Son
zamanlarda Türkiyemiz, Hıristiyan misyonerlerinin saldırı ve akınına
uğramış bulunuyor. Türkiye’nin hemen her tarafına yayılmış olan
misyonerler serbestçe Hıristiyanlık propagandası yapyıyorlar ve halkımız
arasında Hıristiyanlık’ı yaymak üzere büyük imkanlarla gece gündüz
çalışıyorlar.
Misyon kelimesi Latince olup genelde “görev”
demektir. Misyoner kelimesi ise genelde “görevli” anlamına
gelmektedir. Ancak misyoner kelimesi özel kavram olarak,
“Hıristiyanlığı yaymakla görevli olan kişi manasını” ifade etmektedir.

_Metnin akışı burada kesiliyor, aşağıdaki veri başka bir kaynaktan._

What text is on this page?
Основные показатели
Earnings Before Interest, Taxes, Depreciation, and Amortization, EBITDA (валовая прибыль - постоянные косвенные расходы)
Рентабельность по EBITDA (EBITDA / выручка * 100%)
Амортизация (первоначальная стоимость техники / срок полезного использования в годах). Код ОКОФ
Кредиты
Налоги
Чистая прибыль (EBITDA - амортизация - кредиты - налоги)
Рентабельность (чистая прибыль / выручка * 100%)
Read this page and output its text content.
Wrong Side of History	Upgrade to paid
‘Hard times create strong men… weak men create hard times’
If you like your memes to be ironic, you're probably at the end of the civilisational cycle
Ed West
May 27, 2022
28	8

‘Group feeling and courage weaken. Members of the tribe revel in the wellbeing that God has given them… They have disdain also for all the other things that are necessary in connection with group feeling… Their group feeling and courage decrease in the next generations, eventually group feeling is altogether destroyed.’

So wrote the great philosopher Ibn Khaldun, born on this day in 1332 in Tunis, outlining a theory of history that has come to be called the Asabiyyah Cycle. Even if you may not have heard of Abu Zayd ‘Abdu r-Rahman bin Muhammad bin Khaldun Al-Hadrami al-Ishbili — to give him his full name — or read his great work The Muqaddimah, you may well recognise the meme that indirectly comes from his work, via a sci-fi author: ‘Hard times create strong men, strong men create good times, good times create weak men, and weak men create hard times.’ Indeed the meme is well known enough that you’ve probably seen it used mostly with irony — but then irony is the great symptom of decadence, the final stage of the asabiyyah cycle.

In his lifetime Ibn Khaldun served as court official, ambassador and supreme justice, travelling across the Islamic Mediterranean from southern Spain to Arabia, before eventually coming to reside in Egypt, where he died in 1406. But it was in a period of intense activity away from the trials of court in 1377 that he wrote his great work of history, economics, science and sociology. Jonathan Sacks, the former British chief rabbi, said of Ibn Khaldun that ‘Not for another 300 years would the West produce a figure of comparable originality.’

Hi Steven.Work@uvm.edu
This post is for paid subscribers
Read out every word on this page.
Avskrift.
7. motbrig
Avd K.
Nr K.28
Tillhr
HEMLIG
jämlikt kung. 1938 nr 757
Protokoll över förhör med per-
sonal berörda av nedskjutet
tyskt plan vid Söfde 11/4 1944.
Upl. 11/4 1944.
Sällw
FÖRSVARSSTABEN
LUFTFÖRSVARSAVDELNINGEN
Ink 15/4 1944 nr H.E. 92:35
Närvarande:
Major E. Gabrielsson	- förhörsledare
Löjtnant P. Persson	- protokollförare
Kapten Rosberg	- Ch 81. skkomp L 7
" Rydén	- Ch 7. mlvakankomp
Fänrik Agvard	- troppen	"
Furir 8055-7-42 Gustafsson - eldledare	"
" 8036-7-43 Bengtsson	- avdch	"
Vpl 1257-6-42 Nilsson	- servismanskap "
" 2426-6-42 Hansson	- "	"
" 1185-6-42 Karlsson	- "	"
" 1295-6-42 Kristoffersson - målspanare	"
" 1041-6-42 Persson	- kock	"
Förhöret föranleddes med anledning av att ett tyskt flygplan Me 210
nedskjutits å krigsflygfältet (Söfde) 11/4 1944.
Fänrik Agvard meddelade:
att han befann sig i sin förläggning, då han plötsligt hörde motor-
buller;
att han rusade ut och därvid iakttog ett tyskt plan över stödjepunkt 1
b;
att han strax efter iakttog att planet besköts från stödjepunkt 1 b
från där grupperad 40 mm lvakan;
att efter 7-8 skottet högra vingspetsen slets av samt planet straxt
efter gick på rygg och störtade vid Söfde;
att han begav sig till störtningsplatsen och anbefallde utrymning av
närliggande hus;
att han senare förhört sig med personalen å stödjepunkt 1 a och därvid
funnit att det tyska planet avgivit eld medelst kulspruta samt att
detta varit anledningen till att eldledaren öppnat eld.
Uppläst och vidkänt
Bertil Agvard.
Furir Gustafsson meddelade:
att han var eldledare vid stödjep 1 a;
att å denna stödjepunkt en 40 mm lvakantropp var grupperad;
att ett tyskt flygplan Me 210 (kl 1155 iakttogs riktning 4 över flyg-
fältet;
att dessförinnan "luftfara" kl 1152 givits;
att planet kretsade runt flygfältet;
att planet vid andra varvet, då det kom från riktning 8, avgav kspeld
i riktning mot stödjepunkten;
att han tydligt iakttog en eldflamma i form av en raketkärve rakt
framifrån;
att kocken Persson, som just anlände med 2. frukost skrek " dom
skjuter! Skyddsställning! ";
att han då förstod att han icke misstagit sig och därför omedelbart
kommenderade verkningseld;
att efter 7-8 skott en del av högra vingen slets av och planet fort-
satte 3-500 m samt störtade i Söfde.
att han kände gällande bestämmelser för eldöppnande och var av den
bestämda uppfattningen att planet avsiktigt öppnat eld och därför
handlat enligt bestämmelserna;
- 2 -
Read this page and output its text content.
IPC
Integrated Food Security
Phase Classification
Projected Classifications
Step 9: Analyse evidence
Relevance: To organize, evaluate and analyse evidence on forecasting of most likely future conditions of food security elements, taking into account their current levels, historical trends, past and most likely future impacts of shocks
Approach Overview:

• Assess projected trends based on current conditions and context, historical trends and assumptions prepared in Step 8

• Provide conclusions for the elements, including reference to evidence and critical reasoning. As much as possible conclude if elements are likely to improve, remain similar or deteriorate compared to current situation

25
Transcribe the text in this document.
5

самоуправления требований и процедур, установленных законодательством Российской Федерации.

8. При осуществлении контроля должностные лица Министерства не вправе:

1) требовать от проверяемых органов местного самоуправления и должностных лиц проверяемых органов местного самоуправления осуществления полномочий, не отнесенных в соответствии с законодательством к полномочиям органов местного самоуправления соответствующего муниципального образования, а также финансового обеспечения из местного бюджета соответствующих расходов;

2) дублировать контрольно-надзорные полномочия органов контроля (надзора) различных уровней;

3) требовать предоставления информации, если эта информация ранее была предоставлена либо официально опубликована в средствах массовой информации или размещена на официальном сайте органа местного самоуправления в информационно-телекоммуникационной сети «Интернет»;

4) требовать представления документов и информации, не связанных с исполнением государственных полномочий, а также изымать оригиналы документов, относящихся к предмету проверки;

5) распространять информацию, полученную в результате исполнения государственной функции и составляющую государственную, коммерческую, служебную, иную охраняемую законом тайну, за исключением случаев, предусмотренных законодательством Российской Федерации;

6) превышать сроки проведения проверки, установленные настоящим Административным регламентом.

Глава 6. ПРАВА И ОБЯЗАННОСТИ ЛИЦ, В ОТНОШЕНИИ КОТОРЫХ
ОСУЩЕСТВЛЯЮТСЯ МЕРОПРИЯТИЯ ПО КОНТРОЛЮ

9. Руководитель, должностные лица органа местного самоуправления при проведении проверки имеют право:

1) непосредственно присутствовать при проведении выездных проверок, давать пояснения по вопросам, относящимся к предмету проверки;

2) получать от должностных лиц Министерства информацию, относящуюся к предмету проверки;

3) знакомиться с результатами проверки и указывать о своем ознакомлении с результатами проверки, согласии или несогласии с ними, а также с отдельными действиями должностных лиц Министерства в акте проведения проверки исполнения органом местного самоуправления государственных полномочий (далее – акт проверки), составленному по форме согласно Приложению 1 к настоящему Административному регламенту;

Özellikle ülkemizde “misyonerlik” denildiği zaman “Hıristiyanlık’ı
yayma faaliyeti”, “misyoner” denildiği zaman da “Hıristiyanlık’ı yayma
yolunda çalışan, propaganda yapan kimse” manası anlaşılmaktadır.
Son
zamanlarda Türkiyemiz, Hıristiyan misyonerlerinin saldırı ve akınına
uğramış bulunuyor. Türkiye’nin hemen her tarafına yayılmış olan
misyonerler serbestçe Hıristiyanlık propagandası yapyıyorlar ve halkımız
arasında Hıristiyanlık’ı yaymak üzere büyük imkanlarla gece gündüz
çalışıyorlar.
Bu kötü gelişmeler insanda şöyle bir şüphe uyandırıyor:
Türkiye, AB’ye (Avrupa Birliğine) girerken aynı zamanda adım adım Hıristiyanlaştırılacak mıdır?
Uyum
yasaları ile misyonerlerin yolu açılmış ve onlara her türlü imkan
sağlanmış ve destekler verilmiştir. Böylece Türk halkını
Hıristiyanlaştırmanın yolu mu açılmak istenmektedir?
Bu yolda
yapılan kötü icraatlar ve misyonerlerin böylesine pervasız, özgüvenli ve
de kararlı çalışmaları insanda haklı olarak böylesine kötü şüpheler
uyandırıyor.
Şu anda Türkiye’nin hemen her tarafına yayılan
misyonerler, halkımızı, özellikle gençlerimizi Hırıstiyan yapabilmek
için var güçleri ile çalışıyorlar.
Hırıstiyanlıkla
ilgili bedava kitaplar, kasetler ve CD’ler dağıtıyorlar. Hatta
paralar dağıtıyorlar, iş istiyene iş bulucaklarını, yurtdışına gitmek
isteyenleri yurtdışına göndereceklerini vaat ediyorlar. Başlarına
topladıkları saf insanlara korsan kiliselerde İslamiyet’i ve Türkiye’yi
yeren, Hıristiyanlığı öven propaganda konuşmaları yapıyorlar,
kurdukları radyolarla gün boyu aynı yolda zararlı propaganda
konuşmaları yayınlıyorlar. Yoksul ailelere ve işsizlere iş vaat
ediyorlar, gençlere dolar dağıtıyorlar, parlak gelecek vaat ediyorlar.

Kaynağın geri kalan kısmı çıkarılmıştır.